They were the first deaths for exactly a month in the city, the site of deadly protests between late February and early March. Aden’s security chief General Ghazi Ahmed Ali said: “Armed groups from the Common Forum (an alliance of parliamentary groups) and the (secessionist) Southern Movement blocked the roads and tried to break into police stations.” Five civilians and four policemen were wounded in an attack on a station in the district of Al-Mansura, he said.
Protests swept provinces across Yemen on Wednesday in response to calls by the Youth for Change, a coalition of groups that has led anti-Saleh demonstrations since late January. The largest rally was being held in the flashpoint city of Taez, south of Sanaa, where more than 20 people were killed in clashes with security forces earlier this month. Saleh loyalists also took to the streets, but in smaller numbers, in several provinces and chanted their support for the embattled leader.
Yemen’s oil-rich Arab neighbours in the Gulf have urged Saleh, in power since 1978, to ensure a peaceful transition of power to Vice-President Abdrabuh Mansur Hadi and a national unity government led by the opposition.
But protesters have rejected the proposal, demanding the fall of Saleh’s entire regime and for the Yemeni strongman to stand trial rather than be granted immunity along with his powerful sons.

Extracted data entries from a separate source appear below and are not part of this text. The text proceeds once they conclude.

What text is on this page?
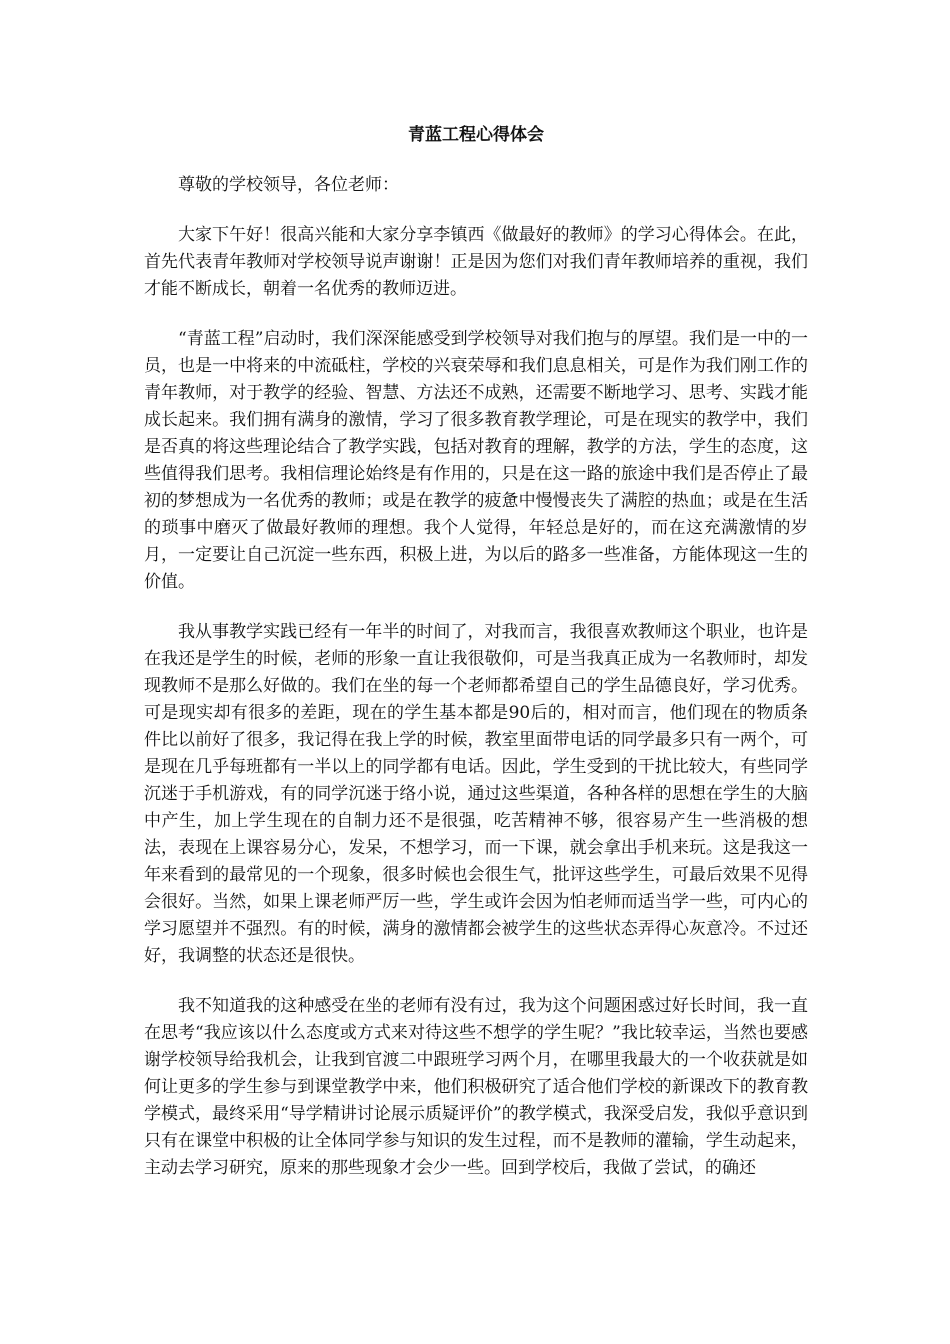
青蓝工程心得体会

尊敬的学校领导，各位老师：

大家下午好！很高兴能和大家分享李镇西《做最好的教师》的学习心得体会。在此，首先代表青年教师对学校领导说声谢谢！正是因为您们对我们青年教师培养的重视，我们才能不断成长，朝着一名优秀的教师迈进。

“青蓝工程”启动时，我们深深能感受到学校领导对我们抱与的厚望。我们是一中的一员，也是一中将来的中流砥柱，学校的兴衰荣辱和我们息息相关，可是作为我们刚工作的青年教师，对于教学的经验、智慧、方法还不成熟，还需要不断地学习、思考、实践才能成长起来。我们拥有满身的激情，学习了很多教育教学理论，可是在现实的教学中，我们是否真的将这些理论结合了教学实践，包括对教育的理解，教学的方法，学生的态度，这些值得我们思考。我相信理论始终是有作用的，只是在这一路的旅途中我们是否停止了最初的梦想成为一名优秀的教师；或是在教学的疲惫中慢慢丧失了满腔的热血；或是在生活的琐事中磨灭了做最好教师的理想。我个人觉得，年轻总是好的，而在这充满激情的岁月，一定要让自己沉淀一些东西，积极上进，为以后的路多一些准备，方能体现这一生的价值。

我从事教学实践已经有一年半的时间了，对我而言，我很喜欢教师这个职业，也许是在我还是学生的时候，老师的形象一直让我很敬仰，可是当我真正成为一名教师时，却发现教师不是那么好做的。我们在坐的每一个老师都希望自己的学生品德良好，学习优秀。可是现实却有很多的差距，现在的学生基本都是90后的，相对而言，他们现在的物质条件比以前好了很多，我记得在我上学的时候，教室里面带电话的同学最多只有一两个，可是现在几乎每班都有一半以上的同学都有电话。因此，学生受到的干扰比较大，有些同学沉迷于手机游戏，有的同学沉迷于络小说，通过这些渠道，各种各样的思想在学生的大脑中产生，加上学生现在的自制力还不是很强，吃苦精神不够，很容易产生一些消极的想法，表现在上课容易分心，发呆，不想学习，而一下课，就会拿出手机来玩。这是我这一年来看到的最常见的一个现象，很多时候也会很生气，批评这些学生，可最后效果不见得会很好。当然，如果上课老师严厉一些，学生或许会因为怕老师而适当学一些，可内心的学习愿望并不强烈。有的时候，满身的激情都会被学生的这些状态弄得心灰意冷。不过还好，我调整的状态还是很快。

我不知道我的这种感受在坐的老师有没有过，我为这个问题困惑过好长时间，我一直在思考“我应该以什么态度或方式来对待这些不想学的学生呢？”我比较幸运，当然也要感谢学校领导给我机会，让我到官渡二中跟班学习两个月，在哪里我最大的一个收获就是如何让更多的学生参与到课堂教学中来，他们积极研究了适合他们学校的新课改下的教育教学模式，最终采用“导学精讲讨论展示质疑评价”的教学模式，我深受启发，我似乎意识到只有在课堂中积极的让全体同学参与知识的发生过程，而不是教师的灌输，学生动起来，主动去学习研究，原来的那些现象才会少一些。回到学校后，我做了尝试，的确还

Saleh, for his part, has accepted in principle the initiative of the six-nation Gulf Cooperation Council but without spelling out clearly whether or when he would step down. He has so far insisted on overseeing any transition, fearful of being dumped out of office and faced with prosecution like his ally, Egypt’s president Hosni Mubarak, who was ousted on February 11 following mass demonstrations.